If you're not attached to SW specifically, there's always Stars Without Number or Traveller.


----------



## strongarm85 (Feb 12, 2019)

The good news about Star Wars is that it's pretty easy to run with low numbers of players characters all, and combat is usually fast and often avoidable, and probably preferred since you don't get xp from killing monsters.


----------



## EvilMoogle (Feb 12, 2019)

strongarm85 said:


> probably preferred since you don't get xp from killing monsters.

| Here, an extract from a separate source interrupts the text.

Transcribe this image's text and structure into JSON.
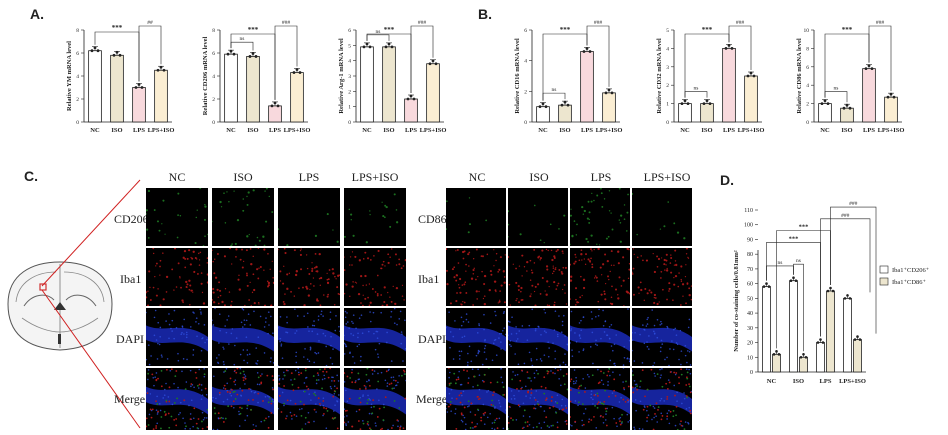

What about from younglings?


----------



## strongarm85 (Feb 12, 2019)

That's different you get xp for character defining moments and events that.push the story forward.


----------



## Unlosing Ranger (Feb 12, 2019)

strongarm85 said:


> The good news about Star Wars is that it's pretty easy to run with low numbers of players characters all, and combat is usually fast and often avoidable, and probably preferred since you don't get xp from killing monsters.


Is it this version of starwars?


*Spoiler*: __ 








Or is it this version?
In terms of story.


----------



## strongarm85 (Feb 13, 2019)

The game is going to be what the players make it. I provide the framework for the story but how things progress is up to you.


----------



## Dragon D. Luffy (Feb 14, 2019)

This sounds interesting. Never played RPGs online, though. How does it work? It's non-real time since it's a forum?

I'm fairly new to RPGs in general but I played a DnD 5e campaign recently so I'm not totally clueless. The other systems are new to me but I could learn them I think.


----------



## strongarm85 (Feb 14, 2019)

It can be real time if you use a service like Google hangouts or roll20 to do it.


----------



## Dragon D. Luffy (Feb 14, 2019)

Well I have a lot of free time lately so I might play depending on when you guys wanna do it.


----------



## StarlightAshley (Feb 14, 2019)

OH, I've always wanted to try playing D&D...and BDSM!! 
can I join!?!


----------



## Dragon D. Luffy (Feb 14, 2019)

I wouldn't recommend you let the guy above join, he's a known troll who just ruined a mafia game on purpose. Also hes probably someone's alt.


----------



## Velocity (Mar 14, 2019)

I haven't played a D&D game for ages so I'm up for it.


----------



## strongarm85 (Mar 15, 2019)

I'm still looking to run but we've been s bit short staffed at work lately. My schedule moved forward by an hour and a half, and I've been picking up extra hours. Should settle out again by April.

Reactions: Like 1


----------



## Gerjaffers786 (Aug 15, 2019)

Interesting ideas they sound good.


----------